I want to tell everyone. Someone who knew we were thinking about it asked me flat out today if I were pregnant and I stumbled my answer. I'm not about to tell strangers before I tell my family...but I want to. I want to drop it casually into conversation. I want to find excuses to tell waitresses, bank clerks, salespeople. I am so very bad at keeping my own secrets.

Also, things you really can't do anymore, even if you're only 8 weeks pregnant:
  1. Suck in your stomach. Do your abs just totally fail? I have gained almost no weight, but it all sits out in front now.
  2. Skip meals. Or even stretch them. I've made myself ill and dizzy twice keeping to my usual schedule of "eat when it's convenient." The Embryo Demands, and it is not to be ignored.
Twenty-minute crying jag this morning, upon waking to find that the dogs have eaten the crotch out of two of the last four pairs of pants I had that still fit. I have no sense of proportion these days. I screamed at the guilty mutt that I hated her and sobbed my fool heart out. I've felt drained and miserable all day since. I knew my mood swings would be bad, because I've barely managed my PMS all these years, but I had no idea it would be like this.

Off to the first doctor's appt - no ultrasound, and I don't even know if they can check heartbeat, but whatever. Hopefully they'll be able to confirm that the pregnancy is viable, at least. Think twinny thoughts for me.

Monday, August 01, 2005

Of Bears and Bodaciousness

I thought it would be cool to have bigger tits. And it is, sort of. I mean, I like titties, a lot, though I've never been a size queen. But what isn't cool is the way that they are sore. Pretty much all the time. Kind of ruins the "whee, rack!" aspect of the whole thing. I wear my sports bras to work. I go up and down the stairs cupping them in my hands gently, to avoid bouncing. When I lie on my side, they ache.

So, when I was little, I had this teddy bear, okay? He was a "jelly belly" bear, which meant he had a little rattle in his tum, and he looked sort of sad and grumpy because of the way his mouth was stitched. His name was Pooky (shut up). I also had a blanket, an old soft shredded thing that used to be an Indian woven bedspread. His name was Biggy, because he was big (shut up shut up shut up). And, because I have no shame about loving the people I love, they stayed on my bed. Every night. Until I was twenty-five or so.
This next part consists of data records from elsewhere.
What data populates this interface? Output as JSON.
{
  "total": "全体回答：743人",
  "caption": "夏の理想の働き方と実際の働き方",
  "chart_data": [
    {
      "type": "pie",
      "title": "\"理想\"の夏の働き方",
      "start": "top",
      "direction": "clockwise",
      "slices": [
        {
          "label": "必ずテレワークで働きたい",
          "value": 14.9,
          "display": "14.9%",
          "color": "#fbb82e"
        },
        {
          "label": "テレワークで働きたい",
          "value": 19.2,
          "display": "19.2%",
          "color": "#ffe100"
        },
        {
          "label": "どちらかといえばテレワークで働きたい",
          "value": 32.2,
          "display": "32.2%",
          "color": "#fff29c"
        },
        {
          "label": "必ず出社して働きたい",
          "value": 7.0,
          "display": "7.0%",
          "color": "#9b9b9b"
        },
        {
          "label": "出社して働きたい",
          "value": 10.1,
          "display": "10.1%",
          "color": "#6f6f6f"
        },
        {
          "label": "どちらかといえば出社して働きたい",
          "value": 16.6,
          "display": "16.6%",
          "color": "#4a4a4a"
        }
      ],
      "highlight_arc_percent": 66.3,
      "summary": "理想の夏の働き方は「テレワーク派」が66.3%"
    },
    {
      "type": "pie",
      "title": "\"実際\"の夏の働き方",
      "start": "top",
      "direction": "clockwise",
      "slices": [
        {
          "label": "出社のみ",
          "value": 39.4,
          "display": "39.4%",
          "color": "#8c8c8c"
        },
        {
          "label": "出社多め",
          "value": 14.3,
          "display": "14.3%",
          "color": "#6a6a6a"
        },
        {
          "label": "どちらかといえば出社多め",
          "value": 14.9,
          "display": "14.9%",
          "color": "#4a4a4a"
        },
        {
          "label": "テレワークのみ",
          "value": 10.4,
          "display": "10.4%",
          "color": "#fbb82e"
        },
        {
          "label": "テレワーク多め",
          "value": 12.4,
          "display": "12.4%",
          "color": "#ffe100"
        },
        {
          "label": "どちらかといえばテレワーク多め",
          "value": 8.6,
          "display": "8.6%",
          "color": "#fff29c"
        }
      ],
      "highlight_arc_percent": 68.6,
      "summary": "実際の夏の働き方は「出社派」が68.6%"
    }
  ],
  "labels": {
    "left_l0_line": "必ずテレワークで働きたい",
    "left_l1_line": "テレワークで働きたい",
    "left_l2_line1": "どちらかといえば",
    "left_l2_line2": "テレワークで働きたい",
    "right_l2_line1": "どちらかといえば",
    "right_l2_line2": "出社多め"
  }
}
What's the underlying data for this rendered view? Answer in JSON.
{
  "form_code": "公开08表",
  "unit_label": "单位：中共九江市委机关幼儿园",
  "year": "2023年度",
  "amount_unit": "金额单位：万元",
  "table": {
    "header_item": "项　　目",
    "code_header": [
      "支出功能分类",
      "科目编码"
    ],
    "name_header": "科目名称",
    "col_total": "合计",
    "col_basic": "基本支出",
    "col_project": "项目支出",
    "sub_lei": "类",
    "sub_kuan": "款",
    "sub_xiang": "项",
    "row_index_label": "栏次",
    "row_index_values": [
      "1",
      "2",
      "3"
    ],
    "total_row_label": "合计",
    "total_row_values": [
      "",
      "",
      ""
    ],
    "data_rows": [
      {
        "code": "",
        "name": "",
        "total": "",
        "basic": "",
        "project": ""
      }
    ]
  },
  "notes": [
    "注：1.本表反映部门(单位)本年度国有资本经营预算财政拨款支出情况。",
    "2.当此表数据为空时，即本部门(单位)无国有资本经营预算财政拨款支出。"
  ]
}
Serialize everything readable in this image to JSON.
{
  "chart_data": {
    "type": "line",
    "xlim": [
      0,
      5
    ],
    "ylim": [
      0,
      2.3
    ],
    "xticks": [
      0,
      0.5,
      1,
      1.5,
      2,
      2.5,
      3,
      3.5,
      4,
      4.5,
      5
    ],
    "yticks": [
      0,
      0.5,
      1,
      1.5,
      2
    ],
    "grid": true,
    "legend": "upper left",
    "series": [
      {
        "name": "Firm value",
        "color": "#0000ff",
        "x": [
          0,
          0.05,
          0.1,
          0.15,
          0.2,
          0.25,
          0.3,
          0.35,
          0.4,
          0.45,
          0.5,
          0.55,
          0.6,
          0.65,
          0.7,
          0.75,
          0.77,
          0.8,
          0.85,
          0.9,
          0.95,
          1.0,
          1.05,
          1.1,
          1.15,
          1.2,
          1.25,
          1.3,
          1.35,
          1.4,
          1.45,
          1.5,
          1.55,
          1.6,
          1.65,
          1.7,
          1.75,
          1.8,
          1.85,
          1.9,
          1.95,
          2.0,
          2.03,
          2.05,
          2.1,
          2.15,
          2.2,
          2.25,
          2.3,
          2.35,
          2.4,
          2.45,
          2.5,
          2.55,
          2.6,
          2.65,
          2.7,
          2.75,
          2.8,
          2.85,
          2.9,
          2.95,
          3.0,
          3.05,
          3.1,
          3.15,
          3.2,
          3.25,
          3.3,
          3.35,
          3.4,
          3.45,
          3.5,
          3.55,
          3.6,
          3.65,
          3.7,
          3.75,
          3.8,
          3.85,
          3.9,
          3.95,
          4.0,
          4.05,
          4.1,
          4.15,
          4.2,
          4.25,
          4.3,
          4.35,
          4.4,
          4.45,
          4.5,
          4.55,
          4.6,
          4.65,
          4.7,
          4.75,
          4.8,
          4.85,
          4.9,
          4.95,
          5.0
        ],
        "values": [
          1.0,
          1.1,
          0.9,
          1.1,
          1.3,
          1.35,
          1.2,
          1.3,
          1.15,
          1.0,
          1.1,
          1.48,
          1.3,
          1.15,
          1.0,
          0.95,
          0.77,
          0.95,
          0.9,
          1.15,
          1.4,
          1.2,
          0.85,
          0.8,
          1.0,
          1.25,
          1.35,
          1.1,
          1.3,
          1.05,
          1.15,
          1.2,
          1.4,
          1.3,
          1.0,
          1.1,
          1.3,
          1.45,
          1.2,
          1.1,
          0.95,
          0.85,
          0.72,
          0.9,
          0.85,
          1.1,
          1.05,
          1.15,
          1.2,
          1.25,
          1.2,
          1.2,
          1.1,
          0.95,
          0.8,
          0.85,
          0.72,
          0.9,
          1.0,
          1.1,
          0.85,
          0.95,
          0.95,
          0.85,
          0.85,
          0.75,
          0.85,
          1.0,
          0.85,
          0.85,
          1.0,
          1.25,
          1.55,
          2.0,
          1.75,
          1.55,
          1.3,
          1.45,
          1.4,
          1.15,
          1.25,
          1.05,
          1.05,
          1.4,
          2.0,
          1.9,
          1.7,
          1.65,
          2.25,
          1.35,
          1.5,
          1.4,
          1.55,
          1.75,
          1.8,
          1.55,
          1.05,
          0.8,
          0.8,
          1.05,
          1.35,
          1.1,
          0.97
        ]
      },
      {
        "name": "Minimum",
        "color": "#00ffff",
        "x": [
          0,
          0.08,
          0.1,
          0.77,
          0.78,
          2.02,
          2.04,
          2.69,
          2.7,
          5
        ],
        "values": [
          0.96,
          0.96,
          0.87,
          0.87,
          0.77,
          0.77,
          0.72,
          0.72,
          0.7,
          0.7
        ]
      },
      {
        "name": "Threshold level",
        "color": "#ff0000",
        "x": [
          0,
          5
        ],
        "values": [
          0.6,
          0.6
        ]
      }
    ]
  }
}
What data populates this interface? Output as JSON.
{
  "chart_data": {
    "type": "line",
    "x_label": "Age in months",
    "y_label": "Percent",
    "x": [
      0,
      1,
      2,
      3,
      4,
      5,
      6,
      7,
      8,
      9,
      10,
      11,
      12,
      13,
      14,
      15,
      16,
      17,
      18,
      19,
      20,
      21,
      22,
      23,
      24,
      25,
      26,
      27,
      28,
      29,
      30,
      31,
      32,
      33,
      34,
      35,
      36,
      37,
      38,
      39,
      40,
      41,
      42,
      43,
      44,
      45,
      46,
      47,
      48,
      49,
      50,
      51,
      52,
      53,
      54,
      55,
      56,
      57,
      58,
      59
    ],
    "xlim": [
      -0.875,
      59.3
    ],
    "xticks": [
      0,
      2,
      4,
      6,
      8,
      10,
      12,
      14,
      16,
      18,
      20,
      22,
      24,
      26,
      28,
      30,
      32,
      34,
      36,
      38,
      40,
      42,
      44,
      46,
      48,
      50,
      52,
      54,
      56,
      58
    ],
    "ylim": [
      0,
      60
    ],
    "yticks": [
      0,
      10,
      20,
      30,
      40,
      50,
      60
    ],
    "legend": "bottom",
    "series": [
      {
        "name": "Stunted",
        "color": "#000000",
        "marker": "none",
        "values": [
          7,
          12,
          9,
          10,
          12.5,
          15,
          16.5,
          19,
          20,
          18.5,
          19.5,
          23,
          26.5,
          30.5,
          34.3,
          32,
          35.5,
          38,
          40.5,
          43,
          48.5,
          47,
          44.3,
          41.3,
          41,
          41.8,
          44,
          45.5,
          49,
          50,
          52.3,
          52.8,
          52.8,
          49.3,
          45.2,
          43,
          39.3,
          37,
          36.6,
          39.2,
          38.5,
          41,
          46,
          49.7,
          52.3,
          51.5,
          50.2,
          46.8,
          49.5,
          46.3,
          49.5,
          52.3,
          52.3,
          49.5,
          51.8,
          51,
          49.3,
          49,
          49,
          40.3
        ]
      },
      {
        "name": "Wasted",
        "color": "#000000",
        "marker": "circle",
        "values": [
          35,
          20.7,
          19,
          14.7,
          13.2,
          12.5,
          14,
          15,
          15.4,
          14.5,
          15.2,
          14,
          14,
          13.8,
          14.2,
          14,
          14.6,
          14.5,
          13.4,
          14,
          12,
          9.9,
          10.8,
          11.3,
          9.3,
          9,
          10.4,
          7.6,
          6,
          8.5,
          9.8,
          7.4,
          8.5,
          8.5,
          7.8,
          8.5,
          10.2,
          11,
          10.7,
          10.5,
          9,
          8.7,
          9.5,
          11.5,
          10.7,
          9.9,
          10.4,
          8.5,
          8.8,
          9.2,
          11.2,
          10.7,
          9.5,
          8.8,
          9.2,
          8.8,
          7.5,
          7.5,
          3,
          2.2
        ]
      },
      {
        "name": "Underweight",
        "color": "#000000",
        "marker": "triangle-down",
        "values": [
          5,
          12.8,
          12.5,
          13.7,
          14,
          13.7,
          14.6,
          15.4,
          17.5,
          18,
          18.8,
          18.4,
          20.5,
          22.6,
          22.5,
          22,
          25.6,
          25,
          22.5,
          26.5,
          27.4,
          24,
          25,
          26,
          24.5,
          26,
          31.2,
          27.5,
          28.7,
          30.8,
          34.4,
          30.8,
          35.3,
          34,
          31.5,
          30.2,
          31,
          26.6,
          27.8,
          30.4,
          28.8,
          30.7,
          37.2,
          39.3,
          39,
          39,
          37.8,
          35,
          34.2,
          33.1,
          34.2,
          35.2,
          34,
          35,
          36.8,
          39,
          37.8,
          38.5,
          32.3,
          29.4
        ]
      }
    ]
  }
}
When I was twenty-five or so, my dogs (who knew better) got together with my parents' dog (who is an evil peer-pressure beast) and decimated my poor teddy. There was Pooky fluff all over the yard, and an empty sack of Pooky-skin lying limply on the porch. I don't think I ever found his tummy rattle. I gathered up the remains and squirreled them away while I tried to find another bear of this make so that I could send him in for repair. But alas, I had no luck. So what did I do? I made a little pillow. It's just a muslin rectangle, with both bear-remains and well-loved blanket shreds for stuffing. And it stays on my bed. Every night. Shut up.

The point is, this pillow is the perfect size for sleeping with. I cuddle it to my chest and it makes my new titties not feel owwy while I am trying to sleep for chrissakes which is all I ever want to do anymore. But this makes me worry a tetch about my sanity. Am I really soothing my newly pregnant body with my childhood blanky and bear? Is there not some rule about growing up before one has children of one's own?

*eyes bellybutton dubiously*

Man, they just let anyone have these things, don't they? No screening process at all.